In a recent post at the New York Times’ “The Upshot”, “Why U.S. Women Are Leaving Jobs Behind”, Claire Cain Miller and Liz Alderman explore why American free-market policies have led to American women leaving the workforce in order to care for their children. At the political heart of Mses. Miller and Alderman’s remarks about the place of American women in the workforce is the question of whether or not regulations should be written that make it easier for women to juggle life in the workplace and life at home. It’s certainly not the only question to be brought up, but it’s a question that shall always be on people’s minds whenever ‘women in the workforce’ is mentioned in a political question. As the authors note: “The free market leaves many families, particularly many women, struggling to find a solution that combines work and home life.”
Here, I must disagree with how Mses. Miller and Alderman frame the issue. If we may speak of the free market as existing for any final cause, it doesn’t exist to actualize people’s desires, it exists to actualize human cooperation.
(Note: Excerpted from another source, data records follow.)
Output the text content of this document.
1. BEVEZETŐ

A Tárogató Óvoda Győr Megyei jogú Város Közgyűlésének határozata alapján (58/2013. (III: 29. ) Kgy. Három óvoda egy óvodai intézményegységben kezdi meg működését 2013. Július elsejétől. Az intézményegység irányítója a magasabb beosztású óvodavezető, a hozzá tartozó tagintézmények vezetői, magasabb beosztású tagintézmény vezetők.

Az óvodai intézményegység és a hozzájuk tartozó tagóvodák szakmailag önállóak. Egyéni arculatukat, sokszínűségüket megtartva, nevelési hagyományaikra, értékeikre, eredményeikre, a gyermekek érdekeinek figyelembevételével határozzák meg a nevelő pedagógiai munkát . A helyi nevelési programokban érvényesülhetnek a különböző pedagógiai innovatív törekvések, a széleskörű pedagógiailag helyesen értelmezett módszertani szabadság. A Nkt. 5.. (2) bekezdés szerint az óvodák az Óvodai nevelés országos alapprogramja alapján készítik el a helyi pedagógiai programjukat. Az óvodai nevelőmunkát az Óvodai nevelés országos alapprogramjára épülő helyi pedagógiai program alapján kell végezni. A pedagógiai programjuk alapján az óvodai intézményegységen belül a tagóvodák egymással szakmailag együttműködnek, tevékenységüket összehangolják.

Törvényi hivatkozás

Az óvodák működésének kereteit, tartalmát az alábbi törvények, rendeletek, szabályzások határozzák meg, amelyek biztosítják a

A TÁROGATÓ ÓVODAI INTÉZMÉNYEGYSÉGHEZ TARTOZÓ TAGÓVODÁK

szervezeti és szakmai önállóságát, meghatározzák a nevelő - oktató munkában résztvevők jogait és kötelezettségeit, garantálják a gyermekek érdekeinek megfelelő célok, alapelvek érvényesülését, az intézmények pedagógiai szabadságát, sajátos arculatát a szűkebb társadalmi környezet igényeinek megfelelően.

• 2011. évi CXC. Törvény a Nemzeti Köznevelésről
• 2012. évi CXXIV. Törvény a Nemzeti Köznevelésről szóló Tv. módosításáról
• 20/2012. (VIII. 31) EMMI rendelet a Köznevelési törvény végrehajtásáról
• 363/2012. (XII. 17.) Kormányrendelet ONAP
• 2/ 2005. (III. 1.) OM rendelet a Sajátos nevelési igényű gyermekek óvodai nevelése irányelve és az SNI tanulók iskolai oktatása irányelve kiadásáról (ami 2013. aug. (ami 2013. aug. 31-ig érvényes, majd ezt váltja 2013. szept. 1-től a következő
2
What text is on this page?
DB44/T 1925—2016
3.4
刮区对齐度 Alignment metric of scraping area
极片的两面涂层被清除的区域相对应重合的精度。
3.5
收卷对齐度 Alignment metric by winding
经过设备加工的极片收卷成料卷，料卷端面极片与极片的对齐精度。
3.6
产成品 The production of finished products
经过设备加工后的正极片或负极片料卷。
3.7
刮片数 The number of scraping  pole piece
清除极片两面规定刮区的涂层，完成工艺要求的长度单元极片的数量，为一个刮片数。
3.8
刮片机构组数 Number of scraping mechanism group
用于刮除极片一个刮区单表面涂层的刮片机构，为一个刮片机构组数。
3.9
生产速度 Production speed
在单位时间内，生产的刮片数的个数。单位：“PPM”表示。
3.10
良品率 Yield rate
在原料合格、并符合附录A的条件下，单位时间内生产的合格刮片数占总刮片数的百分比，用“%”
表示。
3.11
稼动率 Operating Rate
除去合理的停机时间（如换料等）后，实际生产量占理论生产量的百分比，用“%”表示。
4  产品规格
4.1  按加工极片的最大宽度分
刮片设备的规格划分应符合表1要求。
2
Sociability, not identity, is the principle of human nature that the free markets relate too. The free markets, along with the freedom of association that defines them, aren’t about people being able to make what they want of themselves, or being able to do what they want in life. Market forces care nothing for people’s identities. Instead, the free markets are about people being able to put themselves in a position to best serve one another and to profit from those good offices. In short, sociability, not identity, is the principle of human nature that political debate about working mothers should be concerned with.
The case of maternal care is then a question over whether governments will place people’s desired identities above other people’s freedom to associate with whomever they please. The “ long preferred flexible labor markets” mentioned by the author in American aren’t simply about “job growth”. There is a moral, as well as an economic, concern at play here. The liberty principle, that each may do as she pleases insofar as she does’t harm another, is also at stake as much as any GDP figure. Insofar as regulations require family-leave policies, they violate the employer’s freedom of association since they have no choice whether they would like to have family-leave policies in the contracts they negotiate.
It’s not the free market that “leaves many families, particularly many women, struggling to find a solution that combines work and home life.” Instead, it’s the fact that women can’t both spend a lot of their time at home, and still be competitive employees. The fact is that juggling both identities is a demanding task that everyone cannot do. The euphemism that it’s ‘the free market’ that does X conceals what’s really happening here. There’s a reason why the equilibrium condition for wages are an employee’s marginal productivity. To be hired one needs to be useful to one’s employer, and needing to spend time with childcare reduces that utility. It’s not a matter of the market as a whole, it’s individual human beings figuring out if they want to associate with each other.
Again, the question shouldn’t be a matter of identity — with what people want to do with their won lives — it should be a matter human sociability, and the constraints upon it. The demand that other people esteem one’s decision to take periods of extended leave to care for children and keep one in their employment, though, would violate the liberty principle. Whether that violation is worthwhile is a decision people can come to on their own, but they have to deal with the fact that regulating maternal care is restricting employer’s liberty.
After all, equality before the law does not require equality in hireability. Employment, after all, isn’t about identity and wanting to be employed; instead, it’s about being serviceable to other people, and any sober view of raising a child would realize that caring for a child is a task that makes one less apt to service others in the job market.